SRF-Frau Simona Caminada«Berlusconi verstand es, sich als Mann des Volkes zu präsentieren»
Von Alex Rudolf
12.6.2023
Silvio Berlusconi ist verstorben. Was hinterlässt der ehemals mächtigste Mann Italiens seinem Land? SRF-Korrespondentin Simona Caminada gibt Auskunft.
Von Alex Rudolf
12.06.2023, 20:56
Alex Rudolf
Was hinterlässt der verstorbene Silvio Berlusconi dem Land?
Silvio Berlusconi hat Italien zweifelsohne geprägt. Er brachte dem Land den politischen Populismus und das private Fernsehen und 2011, nach seiner Zeit als Regierungschef, hat Berlusconi ein Italien hinterlassen, welches wirtschaftlich schlecht dastand.
Was war Silvio Berlusconis Erfolgsrezept?
Berlusconi verstand es, sich als Mann des Volkes zu präsentieren, obwohl er ganz klar zur politischen und wirtschaftlichen Elite des Landes gehörte.

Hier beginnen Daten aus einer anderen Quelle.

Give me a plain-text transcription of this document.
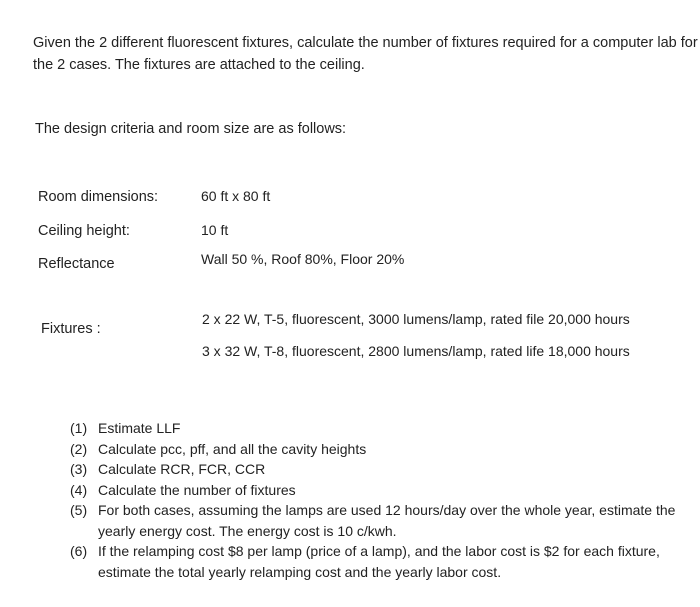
Given the 2 different fluorescent fixtures, calculate the number of fixtures required for a computer lab for the 2 cases. The fixtures are attached to the ceiling.
The design criteria and room size are as follows:
Room dimensions:	60 ft x 80 ft
Ceiling height:	10 ft
Reflectance	Wall 50 %, Roof 80%, Floor 20%
Fixtures :
2 x 22 W, T-5, fluorescent, 3000 lumens/lamp, rated file 20,000 hours
3 x 32 W, T-8, fluorescent, 2800 lumens/lamp, rated life 18,000 hours
(1) Estimate LLF
(2) Calculate pcc, pff, and all the cavity heights
(3) Calculate RCR, FCR, CCR
(4) Calculate the number of fixtures
(5) For both cases, assuming the lamps are used 12 hours/day over the whole year, estimate the yearly energy cost. The energy cost is 10 c/kwh.
(6) If the relamping cost $8 per lamp (price of a lamp), and the labor cost is $2 for each fixture, estimate the total yearly relamping cost and the yearly labor cost.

Er hat es geschafft, dass die Menschen ihn sympathisch fanden, ihn als einen von ihnen sahen. Und er verstand es, sich scheinbar der Sorgen und Nöte der Italienerinnen und Italiener anzunehmen und ihnen mit Versprechungen Hoffnung zu schenken – auch wenn kaum eine seiner vielen Versprechungen, wie etwa tiefere Steuern oder höhere Renten, je umgesetzt wurden.
Seit vergangenem Sommer ist Simona Caminada Korrespondentin für Italien des Schweizer Radio und Fernsehens. Sie hat einen Bachelor of Arts der Universität Zürich in den Fächern Publizistik- und Kommunikations- sowie Filmwissenschaften. Anschliessend absolvierte sie ein Studium an der Universität Hamburg und am Medienausbildungszentrum MAZ in Luzern mit dem Abschluss Master of Arts in Journalism. Zwischen 2016 und 2022 war sie TV-Korrespondentin für den Kanton Graubünden sowie aushilfsweise für den Kanton Tessin tätig.

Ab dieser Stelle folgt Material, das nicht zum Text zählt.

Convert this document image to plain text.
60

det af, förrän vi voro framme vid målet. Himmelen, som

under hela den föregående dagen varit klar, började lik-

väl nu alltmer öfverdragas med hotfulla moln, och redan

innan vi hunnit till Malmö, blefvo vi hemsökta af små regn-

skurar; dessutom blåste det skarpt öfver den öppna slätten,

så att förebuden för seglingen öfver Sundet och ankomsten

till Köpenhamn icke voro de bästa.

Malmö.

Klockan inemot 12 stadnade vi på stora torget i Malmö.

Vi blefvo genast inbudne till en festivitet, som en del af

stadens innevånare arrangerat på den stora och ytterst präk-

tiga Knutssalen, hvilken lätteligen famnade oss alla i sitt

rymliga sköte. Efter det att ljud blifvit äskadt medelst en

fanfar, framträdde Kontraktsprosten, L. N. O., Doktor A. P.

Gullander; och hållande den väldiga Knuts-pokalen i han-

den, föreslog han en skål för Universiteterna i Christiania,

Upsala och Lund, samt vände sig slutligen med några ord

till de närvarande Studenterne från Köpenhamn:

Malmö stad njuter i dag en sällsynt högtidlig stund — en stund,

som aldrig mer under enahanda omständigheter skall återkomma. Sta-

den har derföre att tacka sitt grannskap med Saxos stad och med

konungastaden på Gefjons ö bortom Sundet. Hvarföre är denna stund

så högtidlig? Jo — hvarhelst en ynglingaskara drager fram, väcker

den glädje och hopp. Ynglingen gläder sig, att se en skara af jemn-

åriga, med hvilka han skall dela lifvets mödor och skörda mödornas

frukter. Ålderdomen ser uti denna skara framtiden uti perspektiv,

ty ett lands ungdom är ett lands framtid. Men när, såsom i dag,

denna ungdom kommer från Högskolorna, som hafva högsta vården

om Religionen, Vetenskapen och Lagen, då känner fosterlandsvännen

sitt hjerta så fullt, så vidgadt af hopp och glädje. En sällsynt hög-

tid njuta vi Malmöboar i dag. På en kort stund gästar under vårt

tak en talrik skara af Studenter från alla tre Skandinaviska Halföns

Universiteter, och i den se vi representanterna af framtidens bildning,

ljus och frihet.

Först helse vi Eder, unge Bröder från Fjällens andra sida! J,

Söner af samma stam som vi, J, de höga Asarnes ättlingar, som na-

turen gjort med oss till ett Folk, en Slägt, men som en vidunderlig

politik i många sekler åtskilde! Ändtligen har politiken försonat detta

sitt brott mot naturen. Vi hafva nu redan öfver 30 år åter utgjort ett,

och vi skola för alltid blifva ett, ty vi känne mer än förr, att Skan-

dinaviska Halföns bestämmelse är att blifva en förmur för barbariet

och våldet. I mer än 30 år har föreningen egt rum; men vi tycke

Was hat die Leute an ihm fasziniert?
Silvio Berlusconi war ein Meister der Inszenierung. Er verstand es, sich in Szene, sich in den Mittelpunkt zu setzten. Er fing klein an und hat sich zu einem grossen Player in der Wirtschaft des Landes entwickelt und es an die politische Spitze in Italien geschafft. Einer, der sich hochgearbeitet hat und sich stets mit einem Lächeln im Gesicht präsentierte – egal wie gross der Skandal gerade war.
Wie hat er das Medienverhalten der Italiener*innen geprägt?
Durch sein Medienimperium konnte Berlusconi die Berichterstattung über seine Person massiv beeinflussen. So konnte er sich so darstellen lassen, wie es ihm passte. Er hat «seine» Medien zu seinen Gunsten genutzt. Zum Beispiel indem er die Justiz diskreditierte oder sich als Verfolgter darstellte. Das hatte sicherlich einen grossen Einfluss auf die Wahrnehmung der Italienerinnen und Italiener.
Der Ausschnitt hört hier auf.